As if it was meant to be, really, as if some god or other force benevolent to Alastair alone was directing these events. Was looking out for only him. He’d just about given up on searching and was heading back to his nan’s house for a smoke and a lie-down and thought he’d go the Upper Duke Street way in case some sexy women came out of the modelling agency there opposite the gates of the Anglican cathedral and indeed one did and he followed her arse over the road to the bus stop and
fuck
if it wasn’t one of them little bastard scallies sitting there on the bench in a brand-new Diesel anorak all buttoned up to his spotty chin, that frigging Freddy one.

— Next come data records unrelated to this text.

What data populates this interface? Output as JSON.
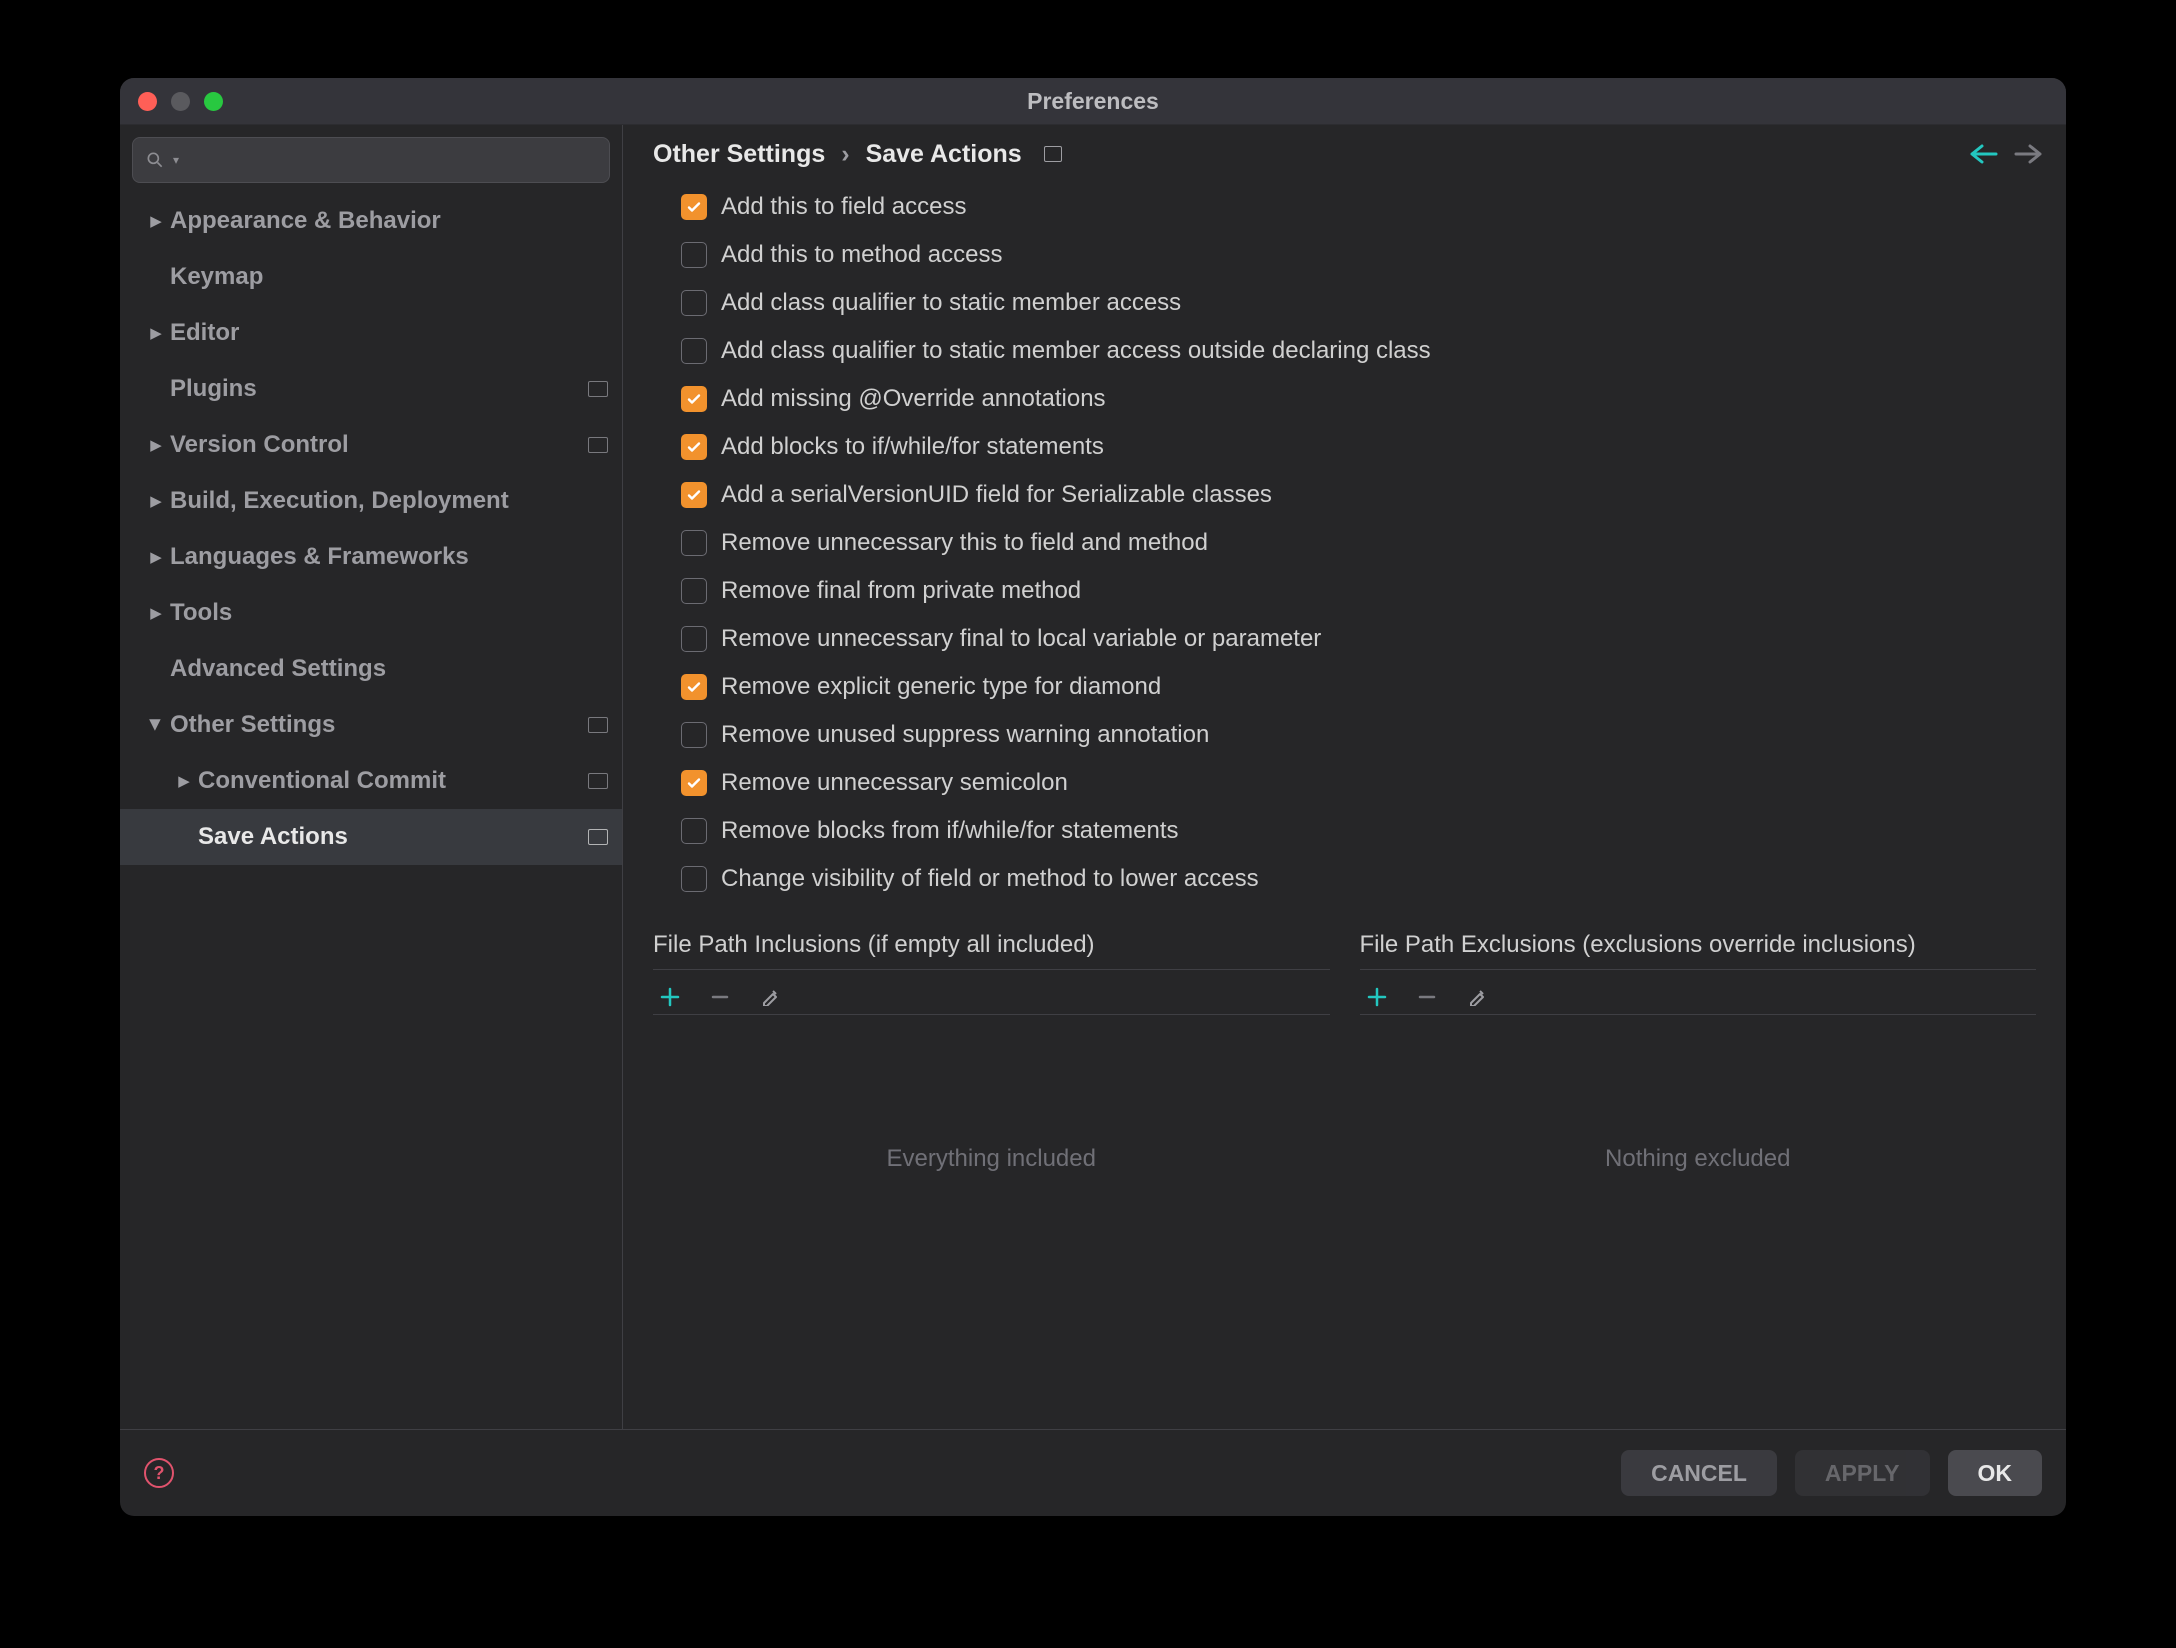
{
  "window": {
    "title": "Preferences"
  },
  "sidebar": {
    "search_placeholder": "",
    "items": [
      {
        "label": "Appearance & Behavior",
        "expandable": true,
        "expanded": false,
        "level": 0,
        "selected": false,
        "save": false
      },
      {
        "label": "Keymap",
        "expandable": false,
        "level": 0,
        "selected": false,
        "save": false
      },
      {
        "label": "Editor",
        "expandable": true,
        "expanded": false,
        "level": 0,
        "selected": false,
        "save": false
      },
      {
        "label": "Plugins",
        "expandable": false,
        "level": 0,
        "selected": false,
        "save": true
      },
      {
        "label": "Version Control",
        "expandable": true,
        "expanded": false,
        "level": 0,
        "selected": false,
        "save": true
      },
      {
        "label": "Build, Execution, Deployment",
        "expandable": true,
        "expanded": false,
        "level": 0,
        "selected": false,
        "save": false
      },
      {
        "label": "Languages & Frameworks",
        "expandable": true,
        "expanded": false,
        "level": 0,
        "selected": false,
        "save": false
      },
      {
        "label": "Tools",
        "expandable": true,
        "expanded": false,
        "level": 0,
        "selected": false,
        "save": false
      },
      {
        "label": "Advanced Settings",
        "expandable": false,
        "level": 0,
        "selected": false,
        "save": false
      },
      {
        "label": "Other Settings",
        "expandable": true,
        "expanded": true,
        "level": 0,
        "selected": false,
        "save": true
      },
      {
        "label": "Conventional Commit",
        "expandable": true,
        "expanded": false,
        "level": 1,
        "selected": false,
        "save": true
      },
      {
        "label": "Save Actions",
        "expandable": false,
        "level": 1,
        "selected": true,
        "save": true
      }
    ]
  },
  "breadcrumb": {
    "root": "Other Settings",
    "leaf": "Save Actions"
  },
  "options": [
    {
      "label": "Add this to field access",
      "checked": true
    },
    {
      "label": "Add this to method access",
      "checked": false
    },
    {
      "label": "Add class qualifier to static member access",
      "checked": false
    },
    {
      "label": "Add class qualifier to static member access outside declaring class",
      "checked": false
    },
    {
      "label": "Add missing @Override annotations",
      "checked": true
    },
    {
      "label": "Add blocks to if/while/for statements",
      "checked": true
    },
    {
      "label": "Add a serialVersionUID field for Serializable classes",
      "checked": true
    },
    {
      "label": "Remove unnecessary this to field and method",
      "checked": false
    },
    {
      "label": "Remove final from private method",
      "checked": false
    },
    {
      "label": "Remove unnecessary final to local variable or parameter",
      "checked": false
    },
    {
      "label": "Remove explicit generic type for diamond",
      "checked": true
    },
    {
      "label": "Remove unused suppress warning annotation",
      "checked": false
    },
    {
      "label": "Remove unnecessary semicolon",
      "checked": true
    },
    {
      "label": "Remove blocks from if/while/for statements",
      "checked": false
    },
    {
      "label": "Change visibility of field or method to lower access",
      "checked": false
    }
  ],
  "paths": {
    "inclusions_title": "File Path Inclusions (if empty all included)",
    "inclusions_placeholder": "Everything included",
    "exclusions_title": "File Path Exclusions (exclusions override inclusions)",
    "exclusions_placeholder": "Nothing excluded"
  },
  "footer": {
    "cancel": "CANCEL",
    "apply": "APPLY",
    "ok": "OK"
  },
  "colors": {
    "accent": "#f2922d",
    "teal": "#23c7c0"
  }
}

Sitting there like Lord Shite with some kind of frigging smirk on his dial like King of the fucking Kids. He saw Alastair and he was up and running instantly but too late, Ally grabbed him and dragged him into the cathedral grounds and the women at the bus stop both old and young, sexy and unsexy were shouting to leave him alone he’s only a kid and Freddy was screaming for help cos he was being mugged, he was being molested and Ally smacked him one on the chin to shut him up and wrestled him through the gates and down the steps and swung him around four times by the hood of his new anorak choking him with the collar and then let
go
and he bounced off the cathedral wall like an ant against a whale and slipped on the wet moss and Alastair booted him twice and stamped on his thigh to deaden his leg and now here he is crying, holding his leg in both hands, snot from his nose and cack all over his good new duds and Ally’s leaning over him like a scavenging bird a rigid finger like a beak in Freddy’s damply crumpled face.
—WHERE THE FUCK IS IT, YOU, YER THIEVIN LITTLE GET?! WHERE’S THE FUCKIN MONEY?! TELL ME, KNOB’ED!
—I don’t know … aw please man it was Robbo he’s fuckin hid it somewhere it was his idea anyway he –
Boot. Not a particularly hard one but under the chin so that the teeth clack and the skull thunks back against the cathedral stone.
Clack. THUNK. Ah shite.
Freddy wails.
—I’m sorry, lad, but al friggin do it again you don’t tell me where that friggin swag is. I
mean
it. Don’t like doing it like but al carry on fuckin doin it until you tell me where you an that fuckin shit’ed no-mark mate o’ yours have stashed that fuckin wedge. Unnerstand me?
Wail, wail. Some blood on his lips and blackly grouting Freddy’s teeth now and Alastair puts his own face in his own hands then crouches so that their eyes are level. He raps the boy’s knee with a knuckle.
—Ey, lad, look at me. Open yer eyes.
Freddy does. Them red and drowned eyes.
—See this? Alastair points at his own face. The markings on it. —See what you an yer mate did to me?
For some reason this makes Freddy wail again and louder. Alastair sighs and stands upright.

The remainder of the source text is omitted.